Dr Kim Il Zeng of the Central University of North Korea will this week publish her PHD on the philosophical and cultural significance of dead road space and the carbon offset advantages of leaving one side of a dual carriagway “fallow” for several years at a time.

The scheme qualifies for the list under the first three selection criteria. In order to make the list a site needs:

(i) to represent a masterpiece of human creative genius;

The never-ending roadworks concept has been deemed to be a work of counter-intuitive genius by a panel of conceptual artists including Damien Hirst, Damien Hirst’s neighbour, (who became a conceptual artist when Damien Hirst said he was) and Marcel Duchamp, who said he would still be an artist after he was dead, so he is.

(ii) to exhibit an important interchange of human values, over a span of time or within a cultural area of the world, on developments in architecture or technology, monumental arts, town-planning or landscape design;

Town-planning obviously. The interchange of human values over a span of time is demonstrated by the fact that until the concept of never-ending road works was developed people used to think roads were for cars to drive on in order for them to go from one place to another.

(iii) to bear a unique or at least exceptional testimony to a cultural tradition or to a civilization which is living or which has disappeared;

The unique stature of roadworks as an end in themselves is a cultural tradition which exists only in Swansea and which UNESCO has deemed in need of preservation.
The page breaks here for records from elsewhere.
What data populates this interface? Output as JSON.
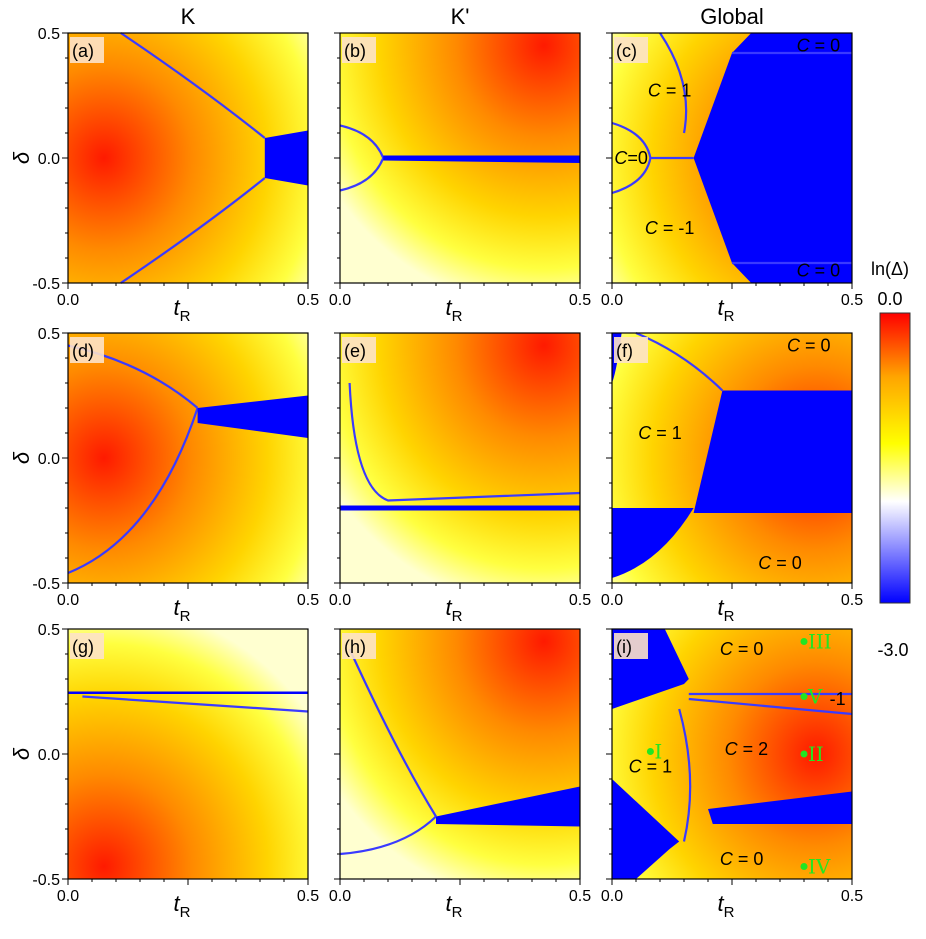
{
  "column_titles": [
    "K",
    "K'",
    "Global"
  ],
  "colorbar": {
    "label": "ln(Δ)",
    "max_label": "0.0",
    "min_label": "-3.0",
    "range": [
      -3.0,
      0.0
    ],
    "stops": [
      "#0000ff",
      "#ffffff",
      "#ffff00",
      "#ffa500",
      "#ff0000"
    ]
  },
  "chart_data": [
    {
      "type": "heatmap",
      "panel": "(a)",
      "column": "K",
      "xlabel": "t",
      "xlabel_sub": "R",
      "ylabel": "δ",
      "xlim": [
        0.0,
        0.5
      ],
      "ylim": [
        -0.5,
        0.5
      ],
      "xticks": [
        "0.0",
        "0.5"
      ],
      "yticks": [
        "0.5",
        "0.0",
        "-0.5"
      ],
      "regions": []
    },
    {
      "type": "heatmap",
      "panel": "(b)",
      "column": "K'",
      "xlabel": "t",
      "xlabel_sub": "R",
      "ylabel": "",
      "xlim": [
        0.0,
        0.5
      ],
      "ylim": [
        -0.5,
        0.5
      ],
      "xticks": [
        "0.0",
        "0.5"
      ],
      "yticks": [],
      "regions": []
    },
    {
      "type": "heatmap",
      "panel": "(c)",
      "column": "Global",
      "xlabel": "t",
      "xlabel_sub": "R",
      "ylabel": "",
      "xlim": [
        0.0,
        0.5
      ],
      "ylim": [
        -0.5,
        0.5
      ],
      "xticks": [
        "0.0",
        "0.5"
      ],
      "yticks": [],
      "regions": [
        {
          "label": "C = 0",
          "t_R": 0.43,
          "delta": 0.45
        },
        {
          "label": "C = 1",
          "t_R": 0.12,
          "delta": 0.27
        },
        {
          "label": "C=0",
          "t_R": 0.04,
          "delta": 0.0
        },
        {
          "label": "C = -1",
          "t_R": 0.12,
          "delta": -0.28
        },
        {
          "label": "C = 0",
          "t_R": 0.43,
          "delta": -0.45
        }
      ]
    },
    {
      "type": "heatmap",
      "panel": "(d)",
      "column": "K",
      "xlabel": "t",
      "xlabel_sub": "R",
      "ylabel": "δ",
      "xlim": [
        0.0,
        0.5
      ],
      "ylim": [
        -0.5,
        0.5
      ],
      "xticks": [
        "0.0",
        "0.5"
      ],
      "yticks": [
        "0.5",
        "0.0",
        "-0.5"
      ],
      "regions": []
    },
    {
      "type": "heatmap",
      "panel": "(e)",
      "column": "K'",
      "xlabel": "t",
      "xlabel_sub": "R",
      "ylabel": "",
      "xlim": [
        0.0,
        0.5
      ],
      "ylim": [
        -0.5,
        0.5
      ],
      "xticks": [
        "0.0",
        "0.5"
      ],
      "yticks": [],
      "regions": []
    },
    {
      "type": "heatmap",
      "panel": "(f)",
      "column": "Global",
      "xlabel": "t",
      "xlabel_sub": "R",
      "ylabel": "",
      "xlim": [
        0.0,
        0.5
      ],
      "ylim": [
        -0.5,
        0.5
      ],
      "xticks": [
        "0.0",
        "0.5"
      ],
      "yticks": [],
      "regions": [
        {
          "label": "C = 0",
          "t_R": 0.41,
          "delta": 0.45
        },
        {
          "label": "C = 1",
          "t_R": 0.1,
          "delta": 0.1
        },
        {
          "label": "C = 0",
          "t_R": 0.35,
          "delta": -0.42
        }
      ]
    },
    {
      "type": "heatmap",
      "panel": "(g)",
      "column": "K",
      "xlabel": "t",
      "xlabel_sub": "R",
      "ylabel": "δ",
      "xlim": [
        0.0,
        0.5
      ],
      "ylim": [
        -0.5,
        0.5
      ],
      "xticks": [
        "0.0",
        "0.5"
      ],
      "yticks": [
        "0.5",
        "0.0",
        "-0.5"
      ],
      "regions": []
    },
    {
      "type": "heatmap",
      "panel": "(h)",
      "column": "K'",
      "xlabel": "t",
      "xlabel_sub": "R",
      "ylabel": "",
      "xlim": [
        0.0,
        0.5
      ],
      "ylim": [
        -0.5,
        0.5
      ],
      "xticks": [
        "0.0",
        "0.5"
      ],
      "yticks": [],
      "regions": []
    },
    {
      "type": "heatmap",
      "panel": "(i)",
      "column": "Global",
      "xlabel": "t",
      "xlabel_sub": "R",
      "ylabel": "",
      "xlim": [
        0.0,
        0.5
      ],
      "ylim": [
        -0.5,
        0.5
      ],
      "xticks": [
        "0.0",
        "0.5"
      ],
      "yticks": [],
      "regions": [
        {
          "label": "C = 0",
          "t_R": 0.27,
          "delta": 0.42
        },
        {
          "label": "C = 2",
          "t_R": 0.28,
          "delta": 0.02
        },
        {
          "label": "C = 1",
          "t_R": 0.08,
          "delta": -0.05
        },
        {
          "label": "C = 0",
          "t_R": 0.27,
          "delta": -0.42
        },
        {
          "label": "-1",
          "t_R": 0.47,
          "delta": 0.22
        }
      ],
      "points": [
        {
          "label": "III",
          "t_R": 0.4,
          "delta": 0.45
        },
        {
          "label": "V",
          "t_R": 0.4,
          "delta": 0.23
        },
        {
          "label": "I",
          "t_R": 0.08,
          "delta": 0.01
        },
        {
          "label": "II",
          "t_R": 0.4,
          "delta": 0.0
        },
        {
          "label": "IV",
          "t_R": 0.4,
          "delta": -0.45
        }
      ]
    }
  ]
}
Being on the list gives Swansea access to the UNESCO World Heritage Fund which provides about US$4 million annually to support activities requested by States Parties in need of international assistance. It includes compulsory and voluntary contributions from the States Parties, as well as from private donations.  This funding should enable Swansea City Council to continue road works well into the next century and beyond, making it a tourist Mecca.  The cash injection should also enable it to expand the roadworks outside the city centre, possibly as far as the M4.